For other declinations, the effects are more complicated and approximate methods of analysis must be employed. Chapter 13 of Reference 1 in Documentation considers the average reduction in image amplitude due to finite time averaging. The results are summarized in Table 3.5.2, showing the time averaging in seconds which results in 1%, 5% and 10% loss in the amplitude of a point source located at the first null of the primary beam. These results can be extended to objects at other distances from the phase tracking center by noting that the loss in amplitude scales with (θΔtint)2, where θ is the distance from the phase center and Δtint is the averaging time. We recommend that observers reduce the effect of time-average smearing by using integration times as short as 1 or 2 seconds (also see the section on Time Resolution and Data Rates) in the A and B configurations.

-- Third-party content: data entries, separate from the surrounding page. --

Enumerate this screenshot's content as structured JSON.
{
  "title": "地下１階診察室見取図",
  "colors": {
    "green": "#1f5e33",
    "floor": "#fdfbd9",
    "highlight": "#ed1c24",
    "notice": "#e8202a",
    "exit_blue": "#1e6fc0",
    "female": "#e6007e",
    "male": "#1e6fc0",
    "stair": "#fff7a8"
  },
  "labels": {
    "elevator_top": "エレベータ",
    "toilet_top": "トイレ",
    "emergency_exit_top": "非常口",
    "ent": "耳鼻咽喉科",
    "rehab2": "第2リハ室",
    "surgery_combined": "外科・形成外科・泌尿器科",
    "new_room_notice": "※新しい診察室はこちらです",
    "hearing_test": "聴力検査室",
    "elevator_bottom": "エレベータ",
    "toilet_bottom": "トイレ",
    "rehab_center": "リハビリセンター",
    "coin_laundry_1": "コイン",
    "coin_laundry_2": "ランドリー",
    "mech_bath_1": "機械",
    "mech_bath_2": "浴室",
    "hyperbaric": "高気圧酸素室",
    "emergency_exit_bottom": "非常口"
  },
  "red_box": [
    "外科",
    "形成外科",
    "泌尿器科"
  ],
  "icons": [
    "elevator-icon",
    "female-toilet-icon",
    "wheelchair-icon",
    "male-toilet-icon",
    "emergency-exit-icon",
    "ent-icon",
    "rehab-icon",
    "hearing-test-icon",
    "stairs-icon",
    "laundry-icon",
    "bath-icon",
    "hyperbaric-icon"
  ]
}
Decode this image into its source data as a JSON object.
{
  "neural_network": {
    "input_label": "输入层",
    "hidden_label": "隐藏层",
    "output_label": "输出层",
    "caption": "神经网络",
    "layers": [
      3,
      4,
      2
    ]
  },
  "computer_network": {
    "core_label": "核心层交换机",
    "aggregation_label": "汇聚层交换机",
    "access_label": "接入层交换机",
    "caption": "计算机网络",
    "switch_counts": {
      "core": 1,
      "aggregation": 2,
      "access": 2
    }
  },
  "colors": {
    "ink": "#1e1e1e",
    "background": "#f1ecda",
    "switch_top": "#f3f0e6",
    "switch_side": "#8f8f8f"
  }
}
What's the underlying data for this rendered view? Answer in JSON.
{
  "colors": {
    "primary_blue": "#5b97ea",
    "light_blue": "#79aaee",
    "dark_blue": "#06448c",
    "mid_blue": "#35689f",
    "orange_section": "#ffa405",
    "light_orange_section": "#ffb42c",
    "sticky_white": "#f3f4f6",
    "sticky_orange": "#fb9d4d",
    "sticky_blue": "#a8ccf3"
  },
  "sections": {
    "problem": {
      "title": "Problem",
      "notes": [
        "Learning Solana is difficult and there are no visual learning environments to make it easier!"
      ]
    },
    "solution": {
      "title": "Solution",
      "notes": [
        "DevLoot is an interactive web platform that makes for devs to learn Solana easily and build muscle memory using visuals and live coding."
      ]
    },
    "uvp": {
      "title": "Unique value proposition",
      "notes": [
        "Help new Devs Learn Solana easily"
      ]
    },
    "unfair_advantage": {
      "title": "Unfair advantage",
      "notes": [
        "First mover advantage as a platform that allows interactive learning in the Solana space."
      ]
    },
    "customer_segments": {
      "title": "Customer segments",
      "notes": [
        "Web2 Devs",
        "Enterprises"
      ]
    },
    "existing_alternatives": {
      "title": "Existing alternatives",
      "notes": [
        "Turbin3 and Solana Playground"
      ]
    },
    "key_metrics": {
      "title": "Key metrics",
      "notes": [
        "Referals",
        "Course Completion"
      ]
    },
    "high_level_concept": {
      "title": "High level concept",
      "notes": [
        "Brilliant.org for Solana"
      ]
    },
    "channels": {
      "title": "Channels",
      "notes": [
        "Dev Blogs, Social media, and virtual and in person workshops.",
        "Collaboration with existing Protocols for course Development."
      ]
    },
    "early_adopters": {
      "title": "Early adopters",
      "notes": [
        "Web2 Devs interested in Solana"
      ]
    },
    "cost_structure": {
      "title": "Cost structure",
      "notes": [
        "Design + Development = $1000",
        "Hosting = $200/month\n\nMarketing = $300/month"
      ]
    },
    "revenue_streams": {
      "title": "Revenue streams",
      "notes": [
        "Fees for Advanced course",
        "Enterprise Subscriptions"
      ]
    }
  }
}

Table 3.5.2: Averaging Time for a Given Amplitude Loss
Amplitude loss
Configuration 1.0% 5.0% 10.0%
A 2.1 4.8 6.7
B 6.8 15.0 21.0
C 21.0 48.0 67.0
D 68.0 150.0 210.0

Note: The averaging time (in seconds) results in the listed amplitude losses for a point source at the antenna first null. Multiply the tabulated averaging times by 2.4 to get the amplitude loss at the half-power point of the primary beam. Divide the tabulated values by 4 if interested in the amplitude loss at the first null for the longest baselines.


Note: For both the chromatic aberration and the time-averaging loss, the issue is not a simple reduction in amplitude for sources far from the phase center, but a convolution to the extent that a point source far from the phase center will become resolved due to bandwidth and/or time smearing. Furthermore, the description given above for the bandwidth smearing is based on the assumption that the radiation is monochromatic to parameterize the smearing, and does not take into account the consequences of having wide-bandwidths as is the case for the VLA. Therefore, while proposing and planning for VLA observations, and depending on the objectives of the science and the location of the sources of interest within the field, including confusing sources which may be far outside the science field, the above noted guidelines need to be used to conservatively estimate the proper channel width and the correlator integration time in order to minimize the effects of the bandwidth smearing and the time smearing, respectively.


Non-Coplanar Baselines

The procedures by which nearly all images are made in Fourier synthesis imaging are based on the assumption that all the coherence measurements are made in a plane. This is strictly true for E-W interferometers, but is false for the VLA with the single exception of snapshots. Analysis of the problem shows that the errors associated with the assumption of a planar array increase quadratically with angle from the phase-tracking center. Serious errors result if the product of the angular offset in radians times the angular offset in synthesized beams exceeds unity: θ > λB/D2, where B is the baseline length, D is the antenna diameter, and λ is the wavelength, all in the same units. This effect is most noticeable at 90 cm and 20 cm in the larger configurations, but will be notable in wide-field, high fidelity imaging for other bands and configurations.

Solutions to the problem of imaging wide-field data taken with non-coplanar arrays are well known, and have been implemented in AIPS task IMAGR and CASA task clean. Refer to the package help files for these tasks, or consult with the NRAO Helpdesk for advice. More computationally efficient imaging with non-coplanar baselines is being investigated, such as the W-projection method available in CASA (see EVLA Memo 67 for more details).